Lol, I'll believe it when I see it. Is this the same Europe that despite everything going on in the world is:

- Still buying Russian gas

- Dependent on U.S. Military bases for their own security

- Dependent on Chinese manufacturing for consumer goods

- Dependent on the U.S. for software and cloud infrastructure

- Dependent on the Chinese for computer hardware

Best of luck Europe, you've had a good run, but you've gotten yourself into a fine mess here.

Yeah, it was a mistake taking this free trade, globalization, UN, WTO, basic human rights, ICC, change through trade, nuclear disarmament etc. stuff seriously. Cost us bigly.

  • It really did cost you bigly. Compared with 25 years ago, Europe is less safe, less powerful, and more dependent on other countries for very important things.

    • That is arguably incorrect and a matter of perception. Europe was perceived to be safer and more powerful 25 years ago. But is in fact, safer and more powerful now than it was then. Are you safer if the dependencies are unknown or if they're known and people are talking about them? Are you safer if you believe the US will have your back, not knowing that it won't really, or are you safer with better knowledge on how far support will go?

      The EU countries are, right now, pumping up their military budgets. Russia has just spent several years destroying it's huge stock of soviet era equipment. 25 years ago, that equipment was in better shape and the EU was reducing military budgets all over the place, and Ukraine was closer to Russia's sphere of influence - potentially far less safe but nobody knew it?

  • Not everything but in alot of cases yes it was a mistake. Trade has never been free, globalization has been a negative for alot of people etc

The best will be when they turn away from the US and start infighting.

As an American, I think the US as EU scapegoat mechanism is so cute.

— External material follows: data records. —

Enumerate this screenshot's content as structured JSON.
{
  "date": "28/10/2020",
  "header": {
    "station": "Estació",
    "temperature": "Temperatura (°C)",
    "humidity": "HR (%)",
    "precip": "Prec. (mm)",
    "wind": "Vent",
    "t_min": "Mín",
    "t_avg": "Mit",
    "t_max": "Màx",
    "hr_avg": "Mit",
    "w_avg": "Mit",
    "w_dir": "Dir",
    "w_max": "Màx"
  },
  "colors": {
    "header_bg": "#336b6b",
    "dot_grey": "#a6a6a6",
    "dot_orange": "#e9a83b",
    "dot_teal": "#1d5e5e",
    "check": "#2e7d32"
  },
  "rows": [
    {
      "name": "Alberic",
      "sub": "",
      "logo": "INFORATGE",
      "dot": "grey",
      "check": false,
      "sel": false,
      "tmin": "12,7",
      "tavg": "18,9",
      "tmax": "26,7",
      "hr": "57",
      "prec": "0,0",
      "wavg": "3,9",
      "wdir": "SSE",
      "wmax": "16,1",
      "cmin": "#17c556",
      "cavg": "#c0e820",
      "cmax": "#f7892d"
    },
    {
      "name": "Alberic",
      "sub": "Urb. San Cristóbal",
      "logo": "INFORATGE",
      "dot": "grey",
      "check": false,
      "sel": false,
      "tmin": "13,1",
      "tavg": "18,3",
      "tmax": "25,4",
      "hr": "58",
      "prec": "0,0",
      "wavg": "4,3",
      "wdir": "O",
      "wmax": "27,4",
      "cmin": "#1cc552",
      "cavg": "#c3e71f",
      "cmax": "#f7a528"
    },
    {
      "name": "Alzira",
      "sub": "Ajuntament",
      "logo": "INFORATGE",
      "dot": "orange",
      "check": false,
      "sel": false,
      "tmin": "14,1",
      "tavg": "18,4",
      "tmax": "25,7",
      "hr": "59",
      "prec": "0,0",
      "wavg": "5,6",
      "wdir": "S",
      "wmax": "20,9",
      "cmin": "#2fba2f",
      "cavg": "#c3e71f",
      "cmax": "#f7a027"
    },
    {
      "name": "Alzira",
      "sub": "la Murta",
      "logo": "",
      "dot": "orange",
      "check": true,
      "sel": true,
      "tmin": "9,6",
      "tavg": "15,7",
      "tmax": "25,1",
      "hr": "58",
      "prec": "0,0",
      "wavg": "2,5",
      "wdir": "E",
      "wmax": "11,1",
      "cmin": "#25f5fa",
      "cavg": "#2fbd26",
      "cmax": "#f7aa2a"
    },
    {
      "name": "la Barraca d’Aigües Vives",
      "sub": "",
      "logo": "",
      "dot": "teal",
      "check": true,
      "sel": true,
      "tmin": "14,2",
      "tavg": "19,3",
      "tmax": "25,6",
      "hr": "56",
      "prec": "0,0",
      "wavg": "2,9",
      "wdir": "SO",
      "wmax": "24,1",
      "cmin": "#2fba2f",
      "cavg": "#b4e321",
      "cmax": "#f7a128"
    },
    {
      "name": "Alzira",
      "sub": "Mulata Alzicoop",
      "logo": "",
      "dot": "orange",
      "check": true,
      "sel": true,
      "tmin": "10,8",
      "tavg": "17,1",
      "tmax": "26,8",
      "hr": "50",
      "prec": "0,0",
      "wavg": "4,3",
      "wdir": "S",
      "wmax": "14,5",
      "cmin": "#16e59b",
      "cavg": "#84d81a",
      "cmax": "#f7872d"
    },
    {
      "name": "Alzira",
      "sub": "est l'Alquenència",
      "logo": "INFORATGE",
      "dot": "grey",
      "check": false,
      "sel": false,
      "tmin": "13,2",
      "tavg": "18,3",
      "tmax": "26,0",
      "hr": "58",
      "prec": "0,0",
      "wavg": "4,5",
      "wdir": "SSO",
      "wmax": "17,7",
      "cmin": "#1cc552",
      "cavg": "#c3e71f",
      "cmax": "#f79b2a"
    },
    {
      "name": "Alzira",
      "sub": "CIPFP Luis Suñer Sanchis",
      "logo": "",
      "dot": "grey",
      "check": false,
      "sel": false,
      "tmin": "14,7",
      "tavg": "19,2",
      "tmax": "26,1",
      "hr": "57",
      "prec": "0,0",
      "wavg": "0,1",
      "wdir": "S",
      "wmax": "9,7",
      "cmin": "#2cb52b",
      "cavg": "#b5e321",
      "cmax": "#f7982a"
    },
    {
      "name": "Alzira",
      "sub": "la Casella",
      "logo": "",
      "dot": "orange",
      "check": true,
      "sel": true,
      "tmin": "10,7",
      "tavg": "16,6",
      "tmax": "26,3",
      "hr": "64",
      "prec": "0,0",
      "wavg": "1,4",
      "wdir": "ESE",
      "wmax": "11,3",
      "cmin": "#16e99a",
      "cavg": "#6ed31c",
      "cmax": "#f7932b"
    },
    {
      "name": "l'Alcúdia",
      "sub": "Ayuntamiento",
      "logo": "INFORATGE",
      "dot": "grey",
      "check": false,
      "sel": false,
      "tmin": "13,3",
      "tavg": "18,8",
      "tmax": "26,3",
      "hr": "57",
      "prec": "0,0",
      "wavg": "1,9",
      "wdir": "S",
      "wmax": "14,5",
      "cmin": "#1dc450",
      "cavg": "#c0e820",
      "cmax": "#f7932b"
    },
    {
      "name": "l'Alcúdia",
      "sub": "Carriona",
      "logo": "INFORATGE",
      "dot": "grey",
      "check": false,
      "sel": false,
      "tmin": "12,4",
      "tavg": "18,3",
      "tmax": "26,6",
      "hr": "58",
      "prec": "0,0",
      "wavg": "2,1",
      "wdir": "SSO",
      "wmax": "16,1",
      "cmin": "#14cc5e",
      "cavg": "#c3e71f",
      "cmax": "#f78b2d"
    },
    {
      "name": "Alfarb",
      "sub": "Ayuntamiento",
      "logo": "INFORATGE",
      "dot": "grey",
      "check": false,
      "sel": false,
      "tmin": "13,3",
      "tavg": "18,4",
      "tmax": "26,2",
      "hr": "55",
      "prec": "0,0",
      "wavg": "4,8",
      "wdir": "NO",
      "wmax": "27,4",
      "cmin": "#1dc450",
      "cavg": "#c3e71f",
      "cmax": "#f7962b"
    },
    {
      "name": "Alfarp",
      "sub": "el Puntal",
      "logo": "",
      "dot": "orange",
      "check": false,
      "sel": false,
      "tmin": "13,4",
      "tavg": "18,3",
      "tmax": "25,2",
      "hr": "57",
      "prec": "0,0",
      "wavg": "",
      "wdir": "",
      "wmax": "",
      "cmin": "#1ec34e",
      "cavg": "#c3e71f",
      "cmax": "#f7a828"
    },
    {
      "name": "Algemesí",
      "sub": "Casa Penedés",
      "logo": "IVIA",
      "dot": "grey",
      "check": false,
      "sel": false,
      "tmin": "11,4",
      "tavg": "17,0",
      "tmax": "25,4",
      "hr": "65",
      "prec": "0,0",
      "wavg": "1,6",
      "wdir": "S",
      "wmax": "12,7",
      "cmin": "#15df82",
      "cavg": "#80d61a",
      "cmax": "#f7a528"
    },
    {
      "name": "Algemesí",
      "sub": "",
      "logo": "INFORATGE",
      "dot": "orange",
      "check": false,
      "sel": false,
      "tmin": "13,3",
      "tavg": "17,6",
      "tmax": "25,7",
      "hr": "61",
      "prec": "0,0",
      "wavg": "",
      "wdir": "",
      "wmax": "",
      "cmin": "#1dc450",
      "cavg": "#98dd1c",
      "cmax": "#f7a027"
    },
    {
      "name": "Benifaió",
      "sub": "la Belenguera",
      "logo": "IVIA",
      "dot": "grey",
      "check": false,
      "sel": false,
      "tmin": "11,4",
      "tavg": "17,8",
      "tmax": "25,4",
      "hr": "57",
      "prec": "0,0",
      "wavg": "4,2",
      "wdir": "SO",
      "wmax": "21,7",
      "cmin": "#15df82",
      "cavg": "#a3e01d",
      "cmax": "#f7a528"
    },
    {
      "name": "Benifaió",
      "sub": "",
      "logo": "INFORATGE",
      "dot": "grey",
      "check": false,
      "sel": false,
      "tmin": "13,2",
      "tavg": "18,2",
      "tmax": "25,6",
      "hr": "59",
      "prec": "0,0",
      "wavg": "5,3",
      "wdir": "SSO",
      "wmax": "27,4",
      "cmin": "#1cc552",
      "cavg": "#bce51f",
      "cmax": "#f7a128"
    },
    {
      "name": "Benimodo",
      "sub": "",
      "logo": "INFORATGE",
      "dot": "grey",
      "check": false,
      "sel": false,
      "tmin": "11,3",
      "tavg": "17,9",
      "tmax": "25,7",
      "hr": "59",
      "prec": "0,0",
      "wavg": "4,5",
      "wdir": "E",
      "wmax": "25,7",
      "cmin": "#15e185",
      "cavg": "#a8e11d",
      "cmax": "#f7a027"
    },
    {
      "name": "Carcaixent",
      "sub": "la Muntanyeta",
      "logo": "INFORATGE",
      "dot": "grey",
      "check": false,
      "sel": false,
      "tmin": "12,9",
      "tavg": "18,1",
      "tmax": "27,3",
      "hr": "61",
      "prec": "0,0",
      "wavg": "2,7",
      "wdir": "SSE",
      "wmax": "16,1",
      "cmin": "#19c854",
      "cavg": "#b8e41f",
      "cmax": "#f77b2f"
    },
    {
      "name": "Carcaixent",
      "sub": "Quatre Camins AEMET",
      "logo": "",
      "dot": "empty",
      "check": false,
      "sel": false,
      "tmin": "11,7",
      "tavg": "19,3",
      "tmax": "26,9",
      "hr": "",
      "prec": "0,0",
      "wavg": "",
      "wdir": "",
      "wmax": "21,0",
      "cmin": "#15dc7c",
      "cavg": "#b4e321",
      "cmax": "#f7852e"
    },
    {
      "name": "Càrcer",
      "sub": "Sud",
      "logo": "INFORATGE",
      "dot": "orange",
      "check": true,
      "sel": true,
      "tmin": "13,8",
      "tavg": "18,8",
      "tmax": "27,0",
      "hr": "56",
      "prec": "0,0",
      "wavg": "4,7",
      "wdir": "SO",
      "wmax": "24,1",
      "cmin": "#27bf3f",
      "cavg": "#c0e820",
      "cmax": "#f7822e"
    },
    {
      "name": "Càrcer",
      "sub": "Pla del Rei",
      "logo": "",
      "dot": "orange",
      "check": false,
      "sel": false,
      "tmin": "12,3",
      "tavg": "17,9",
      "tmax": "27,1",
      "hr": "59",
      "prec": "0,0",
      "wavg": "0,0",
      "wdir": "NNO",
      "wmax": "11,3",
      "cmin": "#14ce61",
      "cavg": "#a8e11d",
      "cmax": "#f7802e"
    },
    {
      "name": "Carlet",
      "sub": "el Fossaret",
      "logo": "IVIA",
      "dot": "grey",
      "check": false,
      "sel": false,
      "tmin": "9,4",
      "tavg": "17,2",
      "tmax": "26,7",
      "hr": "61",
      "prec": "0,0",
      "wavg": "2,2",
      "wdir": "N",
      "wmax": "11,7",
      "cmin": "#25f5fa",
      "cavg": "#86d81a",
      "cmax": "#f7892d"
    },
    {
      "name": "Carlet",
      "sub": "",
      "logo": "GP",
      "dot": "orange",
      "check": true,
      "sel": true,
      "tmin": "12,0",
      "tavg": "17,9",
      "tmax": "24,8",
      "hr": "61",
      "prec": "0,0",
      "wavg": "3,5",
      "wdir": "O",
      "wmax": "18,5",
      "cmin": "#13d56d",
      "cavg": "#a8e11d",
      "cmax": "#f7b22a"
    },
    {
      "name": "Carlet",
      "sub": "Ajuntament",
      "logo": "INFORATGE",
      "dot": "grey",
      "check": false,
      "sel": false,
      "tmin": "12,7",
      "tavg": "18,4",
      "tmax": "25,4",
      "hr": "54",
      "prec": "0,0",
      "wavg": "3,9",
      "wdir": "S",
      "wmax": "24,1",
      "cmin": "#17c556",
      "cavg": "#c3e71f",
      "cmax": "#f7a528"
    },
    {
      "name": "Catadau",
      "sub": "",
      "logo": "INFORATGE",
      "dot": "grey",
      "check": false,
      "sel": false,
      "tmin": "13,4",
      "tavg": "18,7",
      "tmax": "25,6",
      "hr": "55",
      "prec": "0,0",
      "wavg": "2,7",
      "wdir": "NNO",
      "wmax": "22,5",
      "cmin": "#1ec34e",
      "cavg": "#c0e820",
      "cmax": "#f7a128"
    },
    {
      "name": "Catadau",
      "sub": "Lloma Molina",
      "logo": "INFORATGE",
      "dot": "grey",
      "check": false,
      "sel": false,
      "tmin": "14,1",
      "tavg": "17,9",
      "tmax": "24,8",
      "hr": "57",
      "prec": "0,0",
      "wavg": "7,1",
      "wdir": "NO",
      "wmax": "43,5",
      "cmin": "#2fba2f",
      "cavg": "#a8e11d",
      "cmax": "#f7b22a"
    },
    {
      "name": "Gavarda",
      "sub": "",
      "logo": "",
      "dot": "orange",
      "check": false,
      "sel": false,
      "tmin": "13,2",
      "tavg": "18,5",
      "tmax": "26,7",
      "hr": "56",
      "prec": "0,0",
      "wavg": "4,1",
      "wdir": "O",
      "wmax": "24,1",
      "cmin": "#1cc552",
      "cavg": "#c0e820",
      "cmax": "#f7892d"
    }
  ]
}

No history, no bad blood. Those centuries old rivalries and wars have all been forgot about lol.

The problem is that for a lot of these problems Europe hasn't had that much self determination over the last 75 years. The US had to intervene twice in world wars that started in Europe. And after WWII the US did, arguably, a reasonably noble thing in how it provided investment to rebuild Europe. No more wars out of Europe and a market to sell US goods to, and then a bit later a bulwark against the USSR. All these things meant a forced dependency. And the US still wants to sell its military equipment, and under Trump very very keen to sell more goods. I would argue that this situation also contributed to Europe losing it's initial developments in computing with brain drain to the US.

75 years just isn't that long in geopolitics, and it's a hard ship to turn around. Only 25 years ago the relationship between the US and Europe was still very strong and it didn't look like there was any pulling back.

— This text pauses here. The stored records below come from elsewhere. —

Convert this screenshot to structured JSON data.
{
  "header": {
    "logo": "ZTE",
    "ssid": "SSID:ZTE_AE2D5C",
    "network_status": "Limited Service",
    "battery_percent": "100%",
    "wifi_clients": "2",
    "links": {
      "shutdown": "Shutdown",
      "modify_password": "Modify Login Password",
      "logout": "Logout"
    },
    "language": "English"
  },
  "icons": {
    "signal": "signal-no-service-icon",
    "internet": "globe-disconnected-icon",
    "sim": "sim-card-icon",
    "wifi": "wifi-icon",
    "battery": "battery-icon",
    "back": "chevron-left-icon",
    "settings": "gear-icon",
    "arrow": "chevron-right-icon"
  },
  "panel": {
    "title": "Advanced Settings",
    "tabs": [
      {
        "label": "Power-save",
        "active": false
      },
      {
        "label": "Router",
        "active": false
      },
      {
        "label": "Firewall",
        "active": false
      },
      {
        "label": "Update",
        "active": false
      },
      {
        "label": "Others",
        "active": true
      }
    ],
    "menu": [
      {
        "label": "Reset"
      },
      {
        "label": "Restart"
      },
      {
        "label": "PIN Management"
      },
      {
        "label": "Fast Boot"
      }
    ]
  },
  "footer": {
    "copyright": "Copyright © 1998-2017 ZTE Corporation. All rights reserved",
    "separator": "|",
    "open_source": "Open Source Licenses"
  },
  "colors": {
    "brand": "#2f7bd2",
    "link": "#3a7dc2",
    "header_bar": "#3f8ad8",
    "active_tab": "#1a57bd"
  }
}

You mention buying Russian gas. Again, it's very hard to suddenly stop that gas flow. Even Ukraine didn't shut down the gas pipelines going from Russian to Europe while they had existing contracts in place, it's happening this year. Gas from Russia was 40%, is now less than 11%, is forecast to drop much further this and next year. These kind of economic dependencies also continued for surprising long in previous wars between countries that were actually in hot wars with each other.

The kind of changes you're talking about are slow. The US also has it's dependencies on Asian manufacturing that it is also now trying to turn around, and that will also be slow.

Yes the funding of Russia's war machine (by buying Russian energy) whilst expecting the US to fund the EU's defense takes some level of nerve. Nobody should take the EU seriously.